Purchase link: https://mybook.to/WickedBleu
Aren’t we all haunted? Don’t we all feel it?
Simone Dulcet can feel the ghosts of her past family, and they get to her. They have secrets they want her to uncover, that only she can. They won’t go away. And her friends get dragged in, too. And her professional life. And her safety.
Orphan Bleu. Wicked Bleu. Lives from the turn of the last century, when things were bad for black people, bad for women, bad for the poor, and where the disappearance of a prostitute doesn’t count for much. (Ummm… sounds familiar. Which century was that?)

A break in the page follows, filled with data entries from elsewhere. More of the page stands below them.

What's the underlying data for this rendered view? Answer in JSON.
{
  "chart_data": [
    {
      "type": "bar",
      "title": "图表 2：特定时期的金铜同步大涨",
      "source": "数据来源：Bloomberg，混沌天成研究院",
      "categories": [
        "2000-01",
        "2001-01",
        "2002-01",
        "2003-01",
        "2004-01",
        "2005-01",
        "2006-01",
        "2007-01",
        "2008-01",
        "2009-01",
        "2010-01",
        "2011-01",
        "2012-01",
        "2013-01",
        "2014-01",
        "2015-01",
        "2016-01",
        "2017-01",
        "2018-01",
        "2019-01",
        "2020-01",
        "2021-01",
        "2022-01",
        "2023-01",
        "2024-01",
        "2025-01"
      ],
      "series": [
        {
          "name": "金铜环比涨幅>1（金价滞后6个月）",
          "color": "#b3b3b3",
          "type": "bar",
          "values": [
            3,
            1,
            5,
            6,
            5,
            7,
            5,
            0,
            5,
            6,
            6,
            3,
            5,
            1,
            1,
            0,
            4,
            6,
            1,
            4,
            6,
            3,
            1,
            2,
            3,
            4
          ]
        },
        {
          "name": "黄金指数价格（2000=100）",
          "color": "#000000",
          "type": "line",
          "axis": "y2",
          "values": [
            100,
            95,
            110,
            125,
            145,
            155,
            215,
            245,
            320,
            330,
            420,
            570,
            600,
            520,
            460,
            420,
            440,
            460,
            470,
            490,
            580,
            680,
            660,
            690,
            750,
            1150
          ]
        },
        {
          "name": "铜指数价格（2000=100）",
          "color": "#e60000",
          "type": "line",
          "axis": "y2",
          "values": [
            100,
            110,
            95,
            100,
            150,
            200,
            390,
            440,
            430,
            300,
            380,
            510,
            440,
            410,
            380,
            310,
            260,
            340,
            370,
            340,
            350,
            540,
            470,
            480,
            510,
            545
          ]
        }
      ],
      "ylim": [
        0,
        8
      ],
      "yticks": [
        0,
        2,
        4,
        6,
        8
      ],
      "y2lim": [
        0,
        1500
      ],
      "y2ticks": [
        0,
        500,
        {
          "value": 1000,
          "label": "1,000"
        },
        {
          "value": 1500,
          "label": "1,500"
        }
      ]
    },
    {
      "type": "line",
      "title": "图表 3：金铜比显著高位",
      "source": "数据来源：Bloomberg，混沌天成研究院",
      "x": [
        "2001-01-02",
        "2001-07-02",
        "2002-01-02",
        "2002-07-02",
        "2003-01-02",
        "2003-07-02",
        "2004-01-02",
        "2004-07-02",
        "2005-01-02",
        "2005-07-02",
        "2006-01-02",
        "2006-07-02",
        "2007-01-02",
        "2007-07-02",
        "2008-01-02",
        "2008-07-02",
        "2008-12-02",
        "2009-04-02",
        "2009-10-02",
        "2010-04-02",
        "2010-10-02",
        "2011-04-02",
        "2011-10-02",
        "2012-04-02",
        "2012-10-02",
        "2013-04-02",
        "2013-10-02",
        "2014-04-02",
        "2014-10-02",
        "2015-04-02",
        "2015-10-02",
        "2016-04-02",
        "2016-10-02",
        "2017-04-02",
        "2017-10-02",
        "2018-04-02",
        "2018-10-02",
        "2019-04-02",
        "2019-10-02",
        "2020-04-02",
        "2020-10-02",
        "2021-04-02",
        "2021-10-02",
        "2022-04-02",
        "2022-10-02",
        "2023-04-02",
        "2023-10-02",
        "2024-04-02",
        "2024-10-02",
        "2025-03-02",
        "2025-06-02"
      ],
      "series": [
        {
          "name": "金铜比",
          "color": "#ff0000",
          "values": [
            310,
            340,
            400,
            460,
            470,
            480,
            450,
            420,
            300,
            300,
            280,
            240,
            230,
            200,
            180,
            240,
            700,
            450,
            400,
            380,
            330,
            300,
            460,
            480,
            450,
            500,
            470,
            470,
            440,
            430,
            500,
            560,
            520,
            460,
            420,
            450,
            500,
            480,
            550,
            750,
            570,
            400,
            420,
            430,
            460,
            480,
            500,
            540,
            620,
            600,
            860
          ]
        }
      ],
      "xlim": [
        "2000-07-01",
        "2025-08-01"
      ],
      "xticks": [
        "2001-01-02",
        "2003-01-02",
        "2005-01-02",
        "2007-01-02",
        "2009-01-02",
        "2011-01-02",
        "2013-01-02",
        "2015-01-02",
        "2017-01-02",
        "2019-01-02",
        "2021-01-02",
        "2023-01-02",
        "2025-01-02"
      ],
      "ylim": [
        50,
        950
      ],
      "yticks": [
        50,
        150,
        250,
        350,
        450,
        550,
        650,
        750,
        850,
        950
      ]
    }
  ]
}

Let’s be technical here: the book is well researched, well plotted, clearly written from a deep understanding, and it’s a captivating read. E. Denise Billups writes beautifully, as hauntingly as her characters. I could smell the perfumes, hear the music, feel the fingers at the back of my neck at the sound of that little bell. I sensed what it would be like for a ghost to enter and inhabit me. I could see the night in New Orleans, and the buildings, and the little shops. I could feel the stultifying ambiance of the brothel in all its delicacy and coarseness. And the characters old and new. And I felt the darkness of the cold river Mississippi, with its old secrets. She is adept – in this book as in others – at making the reader believe the unbelievable, though really it’s for the believable truths of it that I really liked the book.

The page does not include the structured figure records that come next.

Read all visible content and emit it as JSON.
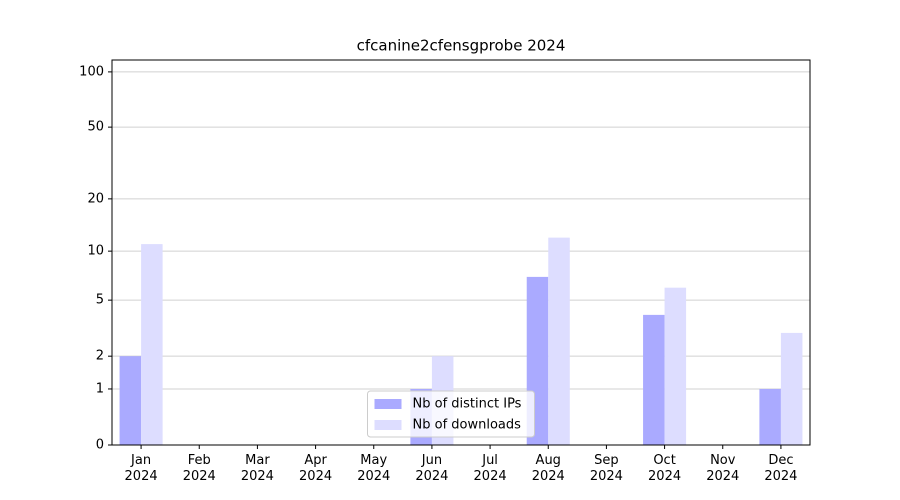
{
  "chart_data": {
    "type": "bar",
    "title": "cfcanine2cfensgprobe 2024",
    "categories": [
      "Jan 2024",
      "Feb 2024",
      "Mar 2024",
      "Apr 2024",
      "May 2024",
      "Jun 2024",
      "Jul 2024",
      "Aug 2024",
      "Sep 2024",
      "Oct 2024",
      "Nov 2024",
      "Dec 2024"
    ],
    "series": [
      {
        "name": "Nb of distinct IPs",
        "color": "#aaaaff",
        "values": [
          2,
          0,
          0,
          0,
          0,
          1,
          0,
          7,
          0,
          4,
          0,
          1
        ]
      },
      {
        "name": "Nb of downloads",
        "color": "#ddddff",
        "values": [
          11,
          0,
          0,
          0,
          0,
          2,
          0,
          12,
          0,
          6,
          0,
          3
        ]
      }
    ],
    "yscale": "log1p",
    "ylim": [
      0,
      116
    ],
    "yticks": [
      0,
      1,
      2,
      5,
      10,
      20,
      50,
      100
    ],
    "grid": true,
    "legend": "lower center"
  }
}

Why do we want to believe in ghosts? I don’t know, but I know why I wanted to believe in this one. I want to believe that we can go back, put the past right, achieve justice for old crimes. I’m glad that Simone and her friends could achieve that, even if only by knowing, by exposing the truth, by letting what happened in the past inform their present. We should do that more in the real world too – it doesn’t require that one believes in ghosts.